Accepted submission by aliks at 2025-04-05 21:50:26 from the AI boostery dept.
Security

Slashdot also feature this story, via bleepingcomputer.com summary. The original story is here: https://www.microsoft.com/en-us/security/blog/2025/03/31/analyzing-open-source-bootloaders-finding-vulnerabilities-faster-with-ai/ [microsoft.com]

At first I thought this would be an advert for Microsoft Copilot tacked onto a tale of security hounds doing their stuff with vulnerabilities in GRUB2, but it does seem that AI saved some time for the investigators, and the article is worth a read.

Here is my summary:

"By leveraging Microsoft Security Copilot to expedite the vulnerability discovery process, Microsoft Threat Intelligence uncovered several vulnerabilities in multiple open-source bootloaders, impacting all operating systems relying on Unified Extensible Firmware Interface (UEFI) Secure Boot as well as IoT devices. The vulnerabilities found in the GRUB2 bootloader (commonly used as a Linux bootloader) and U-boot and Barebox bootloaders (commonly used for embedded systems), could allow threat actors to gain and execute arbitrary code.

Using Security Copilot, we were able to identify potential security issues in bootloader functionalities, focusing on filesystems due to their high vulnerability potential. This approach saved our team approximately a week’s worth of time that would have otherwise been spent manually reviewing the content. Through a series of prompts, we identified and refined security issues, ultimately uncovering an exploitable integer overflow vulnerability.

Through a combination of static code analysis tools (such as CodeQL), fuzzing the GRUB2 emulator (grub-emu) with AFL++, manual code analysis, and using Microsoft Security Copilot, we have uncovered several vulnerabilities.

Using Security Copilot, we initially explored which functionalities in a bootloader have the most potential for vulnerabilities, with Copilot identifying network, filesystems, and cryptographic signatures as key areas of interest. Given our ongoing analysis of network vulnerabilities and the fact that cryptography is largely handled by UEFI, we decided to focus on filesystems.

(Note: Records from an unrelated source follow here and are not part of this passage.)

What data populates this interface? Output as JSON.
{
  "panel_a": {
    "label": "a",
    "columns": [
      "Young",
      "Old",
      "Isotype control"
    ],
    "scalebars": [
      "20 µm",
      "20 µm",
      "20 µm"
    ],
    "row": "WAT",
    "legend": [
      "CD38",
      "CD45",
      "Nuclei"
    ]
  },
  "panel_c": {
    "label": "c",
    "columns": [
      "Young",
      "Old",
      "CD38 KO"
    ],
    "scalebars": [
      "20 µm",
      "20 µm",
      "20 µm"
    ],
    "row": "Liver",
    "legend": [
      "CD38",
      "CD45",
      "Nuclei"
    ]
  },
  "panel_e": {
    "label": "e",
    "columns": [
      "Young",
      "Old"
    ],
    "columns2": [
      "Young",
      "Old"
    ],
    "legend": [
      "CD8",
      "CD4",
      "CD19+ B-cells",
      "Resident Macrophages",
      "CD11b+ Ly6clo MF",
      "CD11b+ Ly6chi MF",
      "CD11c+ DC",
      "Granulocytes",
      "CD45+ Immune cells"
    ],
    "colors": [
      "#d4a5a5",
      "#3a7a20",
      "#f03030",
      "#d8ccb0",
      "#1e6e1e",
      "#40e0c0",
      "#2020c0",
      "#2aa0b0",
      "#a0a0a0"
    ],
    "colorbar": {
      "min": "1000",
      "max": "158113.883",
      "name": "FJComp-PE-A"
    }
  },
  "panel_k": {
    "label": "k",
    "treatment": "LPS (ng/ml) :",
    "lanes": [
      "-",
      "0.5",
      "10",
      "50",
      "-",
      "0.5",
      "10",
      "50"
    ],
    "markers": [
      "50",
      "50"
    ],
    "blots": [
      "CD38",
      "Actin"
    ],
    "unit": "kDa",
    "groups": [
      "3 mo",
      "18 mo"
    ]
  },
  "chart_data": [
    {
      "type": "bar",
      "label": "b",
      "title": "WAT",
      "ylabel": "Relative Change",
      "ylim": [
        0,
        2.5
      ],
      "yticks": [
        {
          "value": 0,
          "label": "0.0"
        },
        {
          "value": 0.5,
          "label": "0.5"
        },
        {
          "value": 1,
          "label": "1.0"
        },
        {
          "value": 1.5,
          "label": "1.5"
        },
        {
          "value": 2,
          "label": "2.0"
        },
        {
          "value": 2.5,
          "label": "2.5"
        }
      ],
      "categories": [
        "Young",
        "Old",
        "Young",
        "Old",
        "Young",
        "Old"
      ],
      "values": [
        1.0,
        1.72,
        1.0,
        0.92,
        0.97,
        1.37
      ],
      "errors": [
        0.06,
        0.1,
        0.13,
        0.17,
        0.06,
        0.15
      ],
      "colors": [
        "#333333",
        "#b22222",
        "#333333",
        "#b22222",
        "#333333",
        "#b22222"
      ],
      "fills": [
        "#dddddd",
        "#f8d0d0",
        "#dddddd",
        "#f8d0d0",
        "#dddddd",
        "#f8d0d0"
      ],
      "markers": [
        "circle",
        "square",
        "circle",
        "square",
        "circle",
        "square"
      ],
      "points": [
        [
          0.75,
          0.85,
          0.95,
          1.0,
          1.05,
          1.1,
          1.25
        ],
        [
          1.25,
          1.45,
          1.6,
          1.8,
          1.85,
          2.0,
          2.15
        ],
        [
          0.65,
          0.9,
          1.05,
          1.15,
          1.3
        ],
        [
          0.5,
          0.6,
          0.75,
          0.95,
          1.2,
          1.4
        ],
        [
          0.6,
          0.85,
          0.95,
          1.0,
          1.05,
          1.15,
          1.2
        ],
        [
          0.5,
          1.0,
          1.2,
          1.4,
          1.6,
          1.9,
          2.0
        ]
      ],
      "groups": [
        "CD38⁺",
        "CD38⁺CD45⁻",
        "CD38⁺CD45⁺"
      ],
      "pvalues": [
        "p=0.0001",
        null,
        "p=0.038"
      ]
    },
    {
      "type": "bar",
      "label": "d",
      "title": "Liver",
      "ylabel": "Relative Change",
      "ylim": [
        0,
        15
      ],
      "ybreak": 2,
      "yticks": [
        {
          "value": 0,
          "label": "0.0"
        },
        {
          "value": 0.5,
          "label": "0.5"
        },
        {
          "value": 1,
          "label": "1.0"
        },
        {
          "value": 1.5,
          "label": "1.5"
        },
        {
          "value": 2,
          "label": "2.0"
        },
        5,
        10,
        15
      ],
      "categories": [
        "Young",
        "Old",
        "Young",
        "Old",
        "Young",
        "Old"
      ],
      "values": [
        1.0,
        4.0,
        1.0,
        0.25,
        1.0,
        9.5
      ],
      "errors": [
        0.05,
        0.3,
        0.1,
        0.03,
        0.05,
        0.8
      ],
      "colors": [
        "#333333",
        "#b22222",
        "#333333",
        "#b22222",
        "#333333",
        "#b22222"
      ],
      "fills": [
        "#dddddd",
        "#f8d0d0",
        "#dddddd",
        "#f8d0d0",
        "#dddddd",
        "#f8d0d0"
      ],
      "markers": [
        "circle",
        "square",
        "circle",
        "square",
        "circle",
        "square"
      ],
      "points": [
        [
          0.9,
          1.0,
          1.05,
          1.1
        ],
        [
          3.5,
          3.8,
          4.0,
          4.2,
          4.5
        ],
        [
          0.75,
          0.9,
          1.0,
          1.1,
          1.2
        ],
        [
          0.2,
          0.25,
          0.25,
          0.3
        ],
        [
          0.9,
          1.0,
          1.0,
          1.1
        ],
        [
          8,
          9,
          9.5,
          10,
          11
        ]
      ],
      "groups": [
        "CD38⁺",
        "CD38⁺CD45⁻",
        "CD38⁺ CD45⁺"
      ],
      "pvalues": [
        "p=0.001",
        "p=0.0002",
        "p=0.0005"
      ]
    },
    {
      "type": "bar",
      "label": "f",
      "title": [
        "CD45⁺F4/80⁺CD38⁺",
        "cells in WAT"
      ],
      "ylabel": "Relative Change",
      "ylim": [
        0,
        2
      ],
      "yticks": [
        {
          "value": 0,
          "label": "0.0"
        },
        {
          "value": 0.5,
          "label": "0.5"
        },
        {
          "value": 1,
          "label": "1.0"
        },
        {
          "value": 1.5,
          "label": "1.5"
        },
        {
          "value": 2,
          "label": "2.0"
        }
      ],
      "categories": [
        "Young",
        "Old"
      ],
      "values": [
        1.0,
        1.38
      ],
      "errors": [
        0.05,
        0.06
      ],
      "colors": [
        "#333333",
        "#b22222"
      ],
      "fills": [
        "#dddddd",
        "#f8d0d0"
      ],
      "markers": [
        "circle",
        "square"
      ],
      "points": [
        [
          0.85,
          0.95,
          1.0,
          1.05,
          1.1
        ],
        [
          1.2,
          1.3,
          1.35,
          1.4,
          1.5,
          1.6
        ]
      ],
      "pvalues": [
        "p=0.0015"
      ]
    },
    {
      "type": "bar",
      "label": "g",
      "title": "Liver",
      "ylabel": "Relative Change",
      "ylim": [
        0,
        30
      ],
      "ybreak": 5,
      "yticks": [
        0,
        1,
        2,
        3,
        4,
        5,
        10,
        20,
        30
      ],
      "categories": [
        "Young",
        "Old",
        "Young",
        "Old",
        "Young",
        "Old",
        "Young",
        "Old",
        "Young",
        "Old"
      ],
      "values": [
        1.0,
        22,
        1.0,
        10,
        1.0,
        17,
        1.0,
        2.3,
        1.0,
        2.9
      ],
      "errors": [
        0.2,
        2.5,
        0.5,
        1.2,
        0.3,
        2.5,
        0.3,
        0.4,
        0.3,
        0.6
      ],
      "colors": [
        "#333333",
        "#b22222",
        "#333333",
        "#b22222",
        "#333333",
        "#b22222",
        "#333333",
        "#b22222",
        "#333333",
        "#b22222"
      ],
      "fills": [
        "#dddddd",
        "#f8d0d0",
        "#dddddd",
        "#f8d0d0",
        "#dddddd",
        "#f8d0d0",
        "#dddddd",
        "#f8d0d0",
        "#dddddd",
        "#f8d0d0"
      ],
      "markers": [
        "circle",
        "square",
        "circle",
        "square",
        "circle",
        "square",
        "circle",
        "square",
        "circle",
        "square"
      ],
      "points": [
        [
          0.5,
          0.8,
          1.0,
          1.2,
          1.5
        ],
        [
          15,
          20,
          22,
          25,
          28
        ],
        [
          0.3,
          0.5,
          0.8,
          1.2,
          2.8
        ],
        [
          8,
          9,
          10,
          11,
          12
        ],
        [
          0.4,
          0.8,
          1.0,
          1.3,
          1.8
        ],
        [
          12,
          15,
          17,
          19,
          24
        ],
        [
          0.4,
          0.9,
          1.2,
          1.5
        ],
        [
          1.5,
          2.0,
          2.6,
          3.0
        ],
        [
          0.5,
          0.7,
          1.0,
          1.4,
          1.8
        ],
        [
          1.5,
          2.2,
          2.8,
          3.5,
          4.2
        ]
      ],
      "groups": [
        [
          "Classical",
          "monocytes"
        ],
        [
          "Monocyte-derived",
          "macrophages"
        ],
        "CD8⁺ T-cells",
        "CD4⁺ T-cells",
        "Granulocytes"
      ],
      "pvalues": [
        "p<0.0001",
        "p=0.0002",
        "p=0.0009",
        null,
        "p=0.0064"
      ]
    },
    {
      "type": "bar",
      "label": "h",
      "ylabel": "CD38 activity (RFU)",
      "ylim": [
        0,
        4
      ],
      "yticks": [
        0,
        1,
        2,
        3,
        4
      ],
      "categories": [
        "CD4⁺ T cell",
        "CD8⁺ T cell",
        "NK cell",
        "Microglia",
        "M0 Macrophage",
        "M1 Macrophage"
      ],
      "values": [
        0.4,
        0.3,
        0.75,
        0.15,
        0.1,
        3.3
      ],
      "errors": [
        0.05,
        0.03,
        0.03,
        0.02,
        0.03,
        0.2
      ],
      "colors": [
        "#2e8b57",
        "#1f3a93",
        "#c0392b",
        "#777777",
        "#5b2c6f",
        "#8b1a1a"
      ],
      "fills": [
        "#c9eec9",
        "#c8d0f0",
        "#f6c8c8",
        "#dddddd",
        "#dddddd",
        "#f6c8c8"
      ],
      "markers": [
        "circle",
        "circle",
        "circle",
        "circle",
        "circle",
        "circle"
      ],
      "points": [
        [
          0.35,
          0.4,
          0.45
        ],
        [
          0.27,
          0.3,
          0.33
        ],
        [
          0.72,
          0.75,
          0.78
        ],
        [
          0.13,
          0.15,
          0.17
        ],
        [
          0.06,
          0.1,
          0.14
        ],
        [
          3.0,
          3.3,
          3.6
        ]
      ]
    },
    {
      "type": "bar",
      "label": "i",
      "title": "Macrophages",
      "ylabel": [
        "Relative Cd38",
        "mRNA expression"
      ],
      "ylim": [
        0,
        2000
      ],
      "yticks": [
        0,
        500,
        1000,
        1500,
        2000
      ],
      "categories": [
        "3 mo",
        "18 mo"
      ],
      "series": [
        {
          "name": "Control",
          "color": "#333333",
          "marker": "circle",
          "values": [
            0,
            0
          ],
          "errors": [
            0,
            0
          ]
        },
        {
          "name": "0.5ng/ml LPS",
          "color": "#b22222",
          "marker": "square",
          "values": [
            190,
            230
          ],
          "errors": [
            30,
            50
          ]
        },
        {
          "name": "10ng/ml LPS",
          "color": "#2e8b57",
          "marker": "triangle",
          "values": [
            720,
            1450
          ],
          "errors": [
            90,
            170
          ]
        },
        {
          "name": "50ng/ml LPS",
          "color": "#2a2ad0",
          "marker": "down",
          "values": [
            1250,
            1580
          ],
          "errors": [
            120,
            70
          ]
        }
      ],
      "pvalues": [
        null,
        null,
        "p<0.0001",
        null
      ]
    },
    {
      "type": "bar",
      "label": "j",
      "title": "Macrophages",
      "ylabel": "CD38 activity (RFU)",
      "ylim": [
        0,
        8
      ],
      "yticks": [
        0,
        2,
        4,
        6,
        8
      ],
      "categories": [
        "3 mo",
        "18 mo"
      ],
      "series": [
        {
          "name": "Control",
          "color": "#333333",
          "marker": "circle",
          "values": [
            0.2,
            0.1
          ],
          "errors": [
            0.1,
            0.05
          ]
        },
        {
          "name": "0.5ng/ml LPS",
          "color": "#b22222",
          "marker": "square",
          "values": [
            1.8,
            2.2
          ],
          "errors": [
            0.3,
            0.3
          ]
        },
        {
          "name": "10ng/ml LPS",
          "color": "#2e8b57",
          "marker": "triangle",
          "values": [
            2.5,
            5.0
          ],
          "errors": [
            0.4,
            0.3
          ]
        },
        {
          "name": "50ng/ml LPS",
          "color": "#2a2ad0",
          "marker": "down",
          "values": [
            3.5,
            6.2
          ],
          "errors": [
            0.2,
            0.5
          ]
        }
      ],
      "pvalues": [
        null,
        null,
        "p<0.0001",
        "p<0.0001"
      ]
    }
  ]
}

Using the JFFS2 filesystem code as an example, we prompted Copilot to find all potential security issues, including exploitability analysis. Copilot identified multiple security issues, which we refined further by requesting Copilot to identify and provide the five most pressing of these issues. In our manual review of the five identified issues, we found three were false positives, one was not exploitable, and the remaining issue, which warranted our attention and further investigation, was an integer overflow vulnerability."